Nevertheless, the annual COLA is an important factor which offsets at least some of the inflated prices we experience every year. As this AOL.com article by Laura Beck suggests, take a moment to see how your monthly Social Security check will look ten years from now. Using the average COLA awarded over the past decade, someone with a monthly Social Security benefit of $1,796 today can expect that benefit to be about $2,322 ten years from now. Although that likely won’t be enough to have fully offset inflation experienced over the preceding decade, a $500+ increase will sure help to pay for those higher prices ten years hence. Or will it?
Unless Congress acts soon to fix Social Security’s existing financial woes, in about ten years the Social Security Trust Funds will run dry, precipitating an across-the-board cut of about 23% to everyone’s benefit. If that happens, instead of a 2033 benefit of about $2,322, your monthly check will be about $1,788. In other words, you’ll lose all of the COLA increases you enjoyed over the last ten years. Not a pretty outlook, as explained in this article by Laura Beck appearing at AOL.com.
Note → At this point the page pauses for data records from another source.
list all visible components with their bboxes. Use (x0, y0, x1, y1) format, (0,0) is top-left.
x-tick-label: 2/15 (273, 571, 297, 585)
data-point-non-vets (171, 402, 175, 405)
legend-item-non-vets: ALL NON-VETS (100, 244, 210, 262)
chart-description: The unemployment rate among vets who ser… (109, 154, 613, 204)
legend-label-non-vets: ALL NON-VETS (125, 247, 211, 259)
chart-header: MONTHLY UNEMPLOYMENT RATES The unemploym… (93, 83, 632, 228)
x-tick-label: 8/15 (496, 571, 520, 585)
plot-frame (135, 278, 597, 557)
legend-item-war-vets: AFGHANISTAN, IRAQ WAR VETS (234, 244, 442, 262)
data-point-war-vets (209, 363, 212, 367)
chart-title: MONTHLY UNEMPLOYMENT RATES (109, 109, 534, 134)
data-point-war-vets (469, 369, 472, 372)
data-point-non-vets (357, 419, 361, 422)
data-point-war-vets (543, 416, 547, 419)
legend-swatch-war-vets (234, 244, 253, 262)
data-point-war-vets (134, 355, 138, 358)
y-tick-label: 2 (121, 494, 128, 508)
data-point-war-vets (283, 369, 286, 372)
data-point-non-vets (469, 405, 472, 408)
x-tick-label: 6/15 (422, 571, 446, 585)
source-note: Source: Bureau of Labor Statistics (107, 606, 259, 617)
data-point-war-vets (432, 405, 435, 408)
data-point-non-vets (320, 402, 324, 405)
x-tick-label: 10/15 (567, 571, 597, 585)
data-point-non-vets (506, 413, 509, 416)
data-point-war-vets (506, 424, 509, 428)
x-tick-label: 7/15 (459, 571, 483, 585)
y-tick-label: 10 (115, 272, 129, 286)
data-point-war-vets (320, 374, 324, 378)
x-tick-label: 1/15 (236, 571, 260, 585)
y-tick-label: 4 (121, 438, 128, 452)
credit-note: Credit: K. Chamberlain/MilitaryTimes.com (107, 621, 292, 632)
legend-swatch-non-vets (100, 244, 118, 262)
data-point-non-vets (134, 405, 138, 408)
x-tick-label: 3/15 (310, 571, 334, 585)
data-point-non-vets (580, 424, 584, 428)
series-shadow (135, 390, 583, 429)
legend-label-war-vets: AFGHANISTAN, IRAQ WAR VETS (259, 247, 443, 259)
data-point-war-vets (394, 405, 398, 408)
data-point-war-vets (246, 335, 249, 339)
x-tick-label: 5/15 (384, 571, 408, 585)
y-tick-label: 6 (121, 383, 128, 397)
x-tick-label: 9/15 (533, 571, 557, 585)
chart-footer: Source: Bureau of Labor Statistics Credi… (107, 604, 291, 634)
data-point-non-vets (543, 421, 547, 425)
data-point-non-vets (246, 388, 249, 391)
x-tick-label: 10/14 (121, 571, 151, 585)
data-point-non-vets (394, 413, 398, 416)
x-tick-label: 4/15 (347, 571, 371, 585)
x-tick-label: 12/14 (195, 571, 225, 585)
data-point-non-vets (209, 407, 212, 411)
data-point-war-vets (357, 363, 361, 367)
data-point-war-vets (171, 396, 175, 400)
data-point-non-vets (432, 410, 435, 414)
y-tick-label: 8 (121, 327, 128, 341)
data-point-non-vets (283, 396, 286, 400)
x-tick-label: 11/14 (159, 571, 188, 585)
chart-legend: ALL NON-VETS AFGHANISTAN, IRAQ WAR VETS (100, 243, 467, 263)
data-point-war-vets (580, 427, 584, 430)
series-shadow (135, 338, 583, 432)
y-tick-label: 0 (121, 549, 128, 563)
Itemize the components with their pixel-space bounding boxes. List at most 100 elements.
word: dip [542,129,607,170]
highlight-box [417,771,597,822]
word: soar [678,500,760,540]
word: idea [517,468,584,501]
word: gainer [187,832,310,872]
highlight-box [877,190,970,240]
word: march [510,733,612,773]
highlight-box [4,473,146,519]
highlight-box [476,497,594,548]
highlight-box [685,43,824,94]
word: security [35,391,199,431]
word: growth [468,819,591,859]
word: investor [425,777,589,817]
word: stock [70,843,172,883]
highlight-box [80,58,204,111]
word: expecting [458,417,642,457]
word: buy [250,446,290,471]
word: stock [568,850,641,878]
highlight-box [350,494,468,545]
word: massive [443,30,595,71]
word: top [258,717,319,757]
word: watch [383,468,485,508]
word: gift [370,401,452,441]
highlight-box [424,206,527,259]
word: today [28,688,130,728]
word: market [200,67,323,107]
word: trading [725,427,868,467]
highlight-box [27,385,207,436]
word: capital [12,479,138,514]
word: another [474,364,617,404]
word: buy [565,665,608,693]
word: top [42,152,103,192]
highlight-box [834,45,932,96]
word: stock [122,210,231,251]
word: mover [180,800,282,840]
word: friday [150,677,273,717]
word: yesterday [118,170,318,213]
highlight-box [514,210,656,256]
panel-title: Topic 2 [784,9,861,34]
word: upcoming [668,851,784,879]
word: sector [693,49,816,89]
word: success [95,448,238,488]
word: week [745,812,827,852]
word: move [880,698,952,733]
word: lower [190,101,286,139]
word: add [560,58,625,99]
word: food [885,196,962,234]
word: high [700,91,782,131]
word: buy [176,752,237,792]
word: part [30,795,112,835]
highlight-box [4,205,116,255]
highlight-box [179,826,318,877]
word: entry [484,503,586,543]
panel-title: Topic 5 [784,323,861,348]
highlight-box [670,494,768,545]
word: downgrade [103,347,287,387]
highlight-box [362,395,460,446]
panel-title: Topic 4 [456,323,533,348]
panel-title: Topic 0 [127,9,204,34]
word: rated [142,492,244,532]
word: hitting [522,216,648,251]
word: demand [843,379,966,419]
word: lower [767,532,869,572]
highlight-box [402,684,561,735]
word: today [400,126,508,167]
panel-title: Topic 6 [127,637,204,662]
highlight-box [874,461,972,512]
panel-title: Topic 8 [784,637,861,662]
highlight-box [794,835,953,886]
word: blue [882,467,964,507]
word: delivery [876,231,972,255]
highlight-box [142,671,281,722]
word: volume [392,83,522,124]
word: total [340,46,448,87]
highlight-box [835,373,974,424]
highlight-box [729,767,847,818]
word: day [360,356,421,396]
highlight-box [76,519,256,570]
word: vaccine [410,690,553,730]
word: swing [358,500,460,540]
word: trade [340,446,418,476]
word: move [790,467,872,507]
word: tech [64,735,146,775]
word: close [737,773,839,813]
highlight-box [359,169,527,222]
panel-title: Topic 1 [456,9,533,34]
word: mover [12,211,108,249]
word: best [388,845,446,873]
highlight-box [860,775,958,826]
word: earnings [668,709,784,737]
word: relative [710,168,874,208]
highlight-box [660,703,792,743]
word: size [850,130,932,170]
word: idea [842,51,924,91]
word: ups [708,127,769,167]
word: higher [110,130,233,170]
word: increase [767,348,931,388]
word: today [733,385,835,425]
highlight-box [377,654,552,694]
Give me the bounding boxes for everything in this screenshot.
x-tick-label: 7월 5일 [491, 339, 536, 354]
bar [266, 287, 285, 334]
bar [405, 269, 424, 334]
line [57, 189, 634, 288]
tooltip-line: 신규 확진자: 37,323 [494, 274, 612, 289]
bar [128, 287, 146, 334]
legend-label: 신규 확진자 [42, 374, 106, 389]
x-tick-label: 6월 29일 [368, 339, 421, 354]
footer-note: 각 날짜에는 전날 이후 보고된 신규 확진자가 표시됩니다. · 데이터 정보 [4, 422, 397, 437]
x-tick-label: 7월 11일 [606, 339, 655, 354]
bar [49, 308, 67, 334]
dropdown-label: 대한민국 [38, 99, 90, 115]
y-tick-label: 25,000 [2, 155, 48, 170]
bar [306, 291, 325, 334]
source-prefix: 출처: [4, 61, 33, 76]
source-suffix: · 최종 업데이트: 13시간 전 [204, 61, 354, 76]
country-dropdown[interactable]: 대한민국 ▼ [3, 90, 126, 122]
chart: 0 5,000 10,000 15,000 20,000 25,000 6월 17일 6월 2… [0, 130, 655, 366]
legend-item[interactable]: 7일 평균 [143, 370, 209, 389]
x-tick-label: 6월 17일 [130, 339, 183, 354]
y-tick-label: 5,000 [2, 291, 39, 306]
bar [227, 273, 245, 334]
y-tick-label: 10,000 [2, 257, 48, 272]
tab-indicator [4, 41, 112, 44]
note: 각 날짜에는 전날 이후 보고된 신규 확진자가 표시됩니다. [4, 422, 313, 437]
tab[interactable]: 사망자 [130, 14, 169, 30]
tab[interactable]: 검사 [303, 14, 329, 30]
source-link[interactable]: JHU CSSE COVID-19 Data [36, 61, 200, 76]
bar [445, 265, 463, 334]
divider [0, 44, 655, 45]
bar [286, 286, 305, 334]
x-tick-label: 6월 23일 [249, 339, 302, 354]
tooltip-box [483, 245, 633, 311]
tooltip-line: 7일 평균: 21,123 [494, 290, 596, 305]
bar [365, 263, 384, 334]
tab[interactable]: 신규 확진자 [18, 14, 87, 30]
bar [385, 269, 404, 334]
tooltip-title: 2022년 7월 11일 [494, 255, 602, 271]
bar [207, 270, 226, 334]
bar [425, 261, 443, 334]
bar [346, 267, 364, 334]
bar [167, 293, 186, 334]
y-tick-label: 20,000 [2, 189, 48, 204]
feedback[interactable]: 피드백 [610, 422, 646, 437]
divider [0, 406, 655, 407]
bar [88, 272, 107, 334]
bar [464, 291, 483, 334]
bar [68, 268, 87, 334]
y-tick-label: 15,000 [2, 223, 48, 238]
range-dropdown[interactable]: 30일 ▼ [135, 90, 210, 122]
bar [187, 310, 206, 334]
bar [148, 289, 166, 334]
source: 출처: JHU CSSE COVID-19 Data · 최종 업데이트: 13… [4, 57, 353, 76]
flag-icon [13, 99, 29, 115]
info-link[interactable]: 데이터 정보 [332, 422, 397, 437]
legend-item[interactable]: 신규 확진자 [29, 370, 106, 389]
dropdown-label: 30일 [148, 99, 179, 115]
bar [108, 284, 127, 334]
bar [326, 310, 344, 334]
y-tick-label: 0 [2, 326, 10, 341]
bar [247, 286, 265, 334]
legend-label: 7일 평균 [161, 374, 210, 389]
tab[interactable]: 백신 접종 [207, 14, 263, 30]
The thing is, that cut doesn’t have to happen. If, instead of automatically opposing anything the other side proposes Congress adopts a bipartisan attitude, a solution to restore Social Security to full solvency could be easily achieved. As an example of the leading thoughts on reforming Social Security, the Association of Mature American Citizens (AMAC, Inc.) believes Social Security must be preserved and modernized. This can be achieved without tax increases by slight modifications to cost of living adjustments and payments to high income beneficiaries plus gradually increasing the full (but not early) retirement age. AMAC Action, AMAC’s advocacy arm, supports raising the thresholds at which benefits are taxed and then indexing for inflation, and calls for eliminating the reduction in people’s benefits for those choosing to work before full retirement age. AMAC is resolute in its mission that Social Security be preserved for current and successive generations and has gotten the attention of lawmakers in D.C., meeting with many congressional offices and staff over the past decade.